The governing board consists of the Secretary of State of the United States and the diplomatic representatives in Washington of the other American governments. These elect a Director-General, an Assistant-Director, and such international experts, clerks, and stenographers, as may be needed. The Union has a library of about 40,000 volumes for the use of all who desire to become better acquainted with the Latin-American republics. It also keeps an exhibition of specimens of South American resources, including birds of gorgeous plumage, palms, minerals, and many other things that are exceedingly interesting to visitors. In addition to this, it publishes in English, Spanish, and Portuguese, The Pan-American Bulletin, a monthly magazine devoted to recording Pan-American progress.

The purpose of the Pan-American Union is to promote the development of commerce, friendly intercourse, good understanding, and aid the keeping of peace among these countries. The expenses of the organization are borne by contributions from each nation, based on population.

Since the World War, North America has felt the need of a closer relationship with South America. Before the war, the South American republics looked almost entirely to Europe for their commerce. In fact, goods exported to the United States and practically all communication with the United States passed through European ports. But the World War broke down old trade lines. The conditions in Europe are such that the old relations cannot continue as they were. Circumstances have forced North America and South America to seek to understand one another in order that they may be mutually helpful.

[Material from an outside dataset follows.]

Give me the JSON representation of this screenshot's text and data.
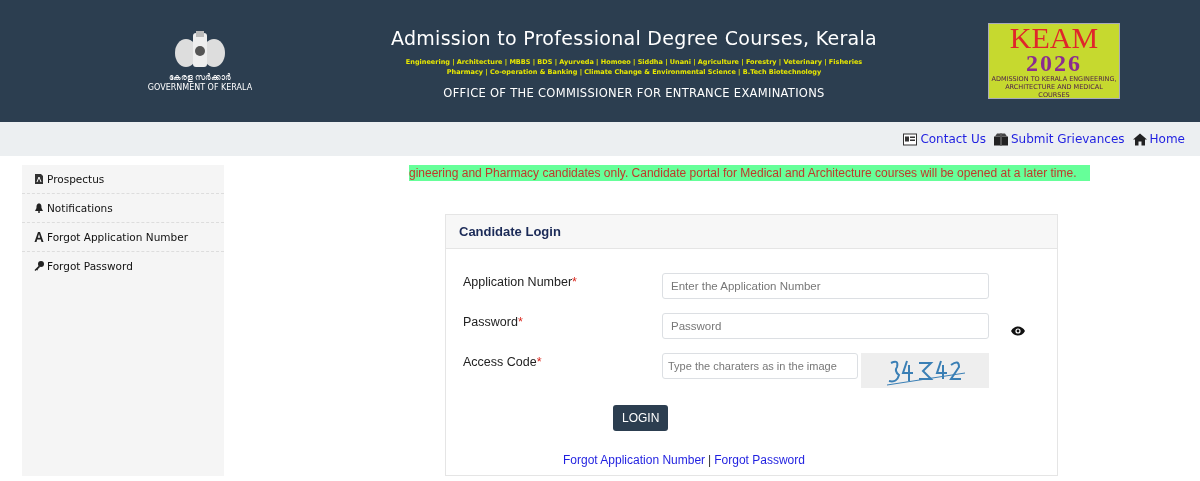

The opening of the Panama Canal, moreover, has made it much easier for New York and the other seaports of the Atlantic and those of the Gulf of Mexico to carry on commerce with the Pacific ports of South America than was formerly the case. The Pacific countries, which have been more or less backward, now have a quick communication with the Atlantic seaboard.

North Americans are beginning to feel the need of a more accurate knowledge of the Southern republics their geography, history, government, business enterprises, and natural resources. In consequence, Spanish is being widely introduced into our colleges and high schools; Spanish books are in demand; and the two continents are at last on the threshold of a mutual understanding and a mutual friendship.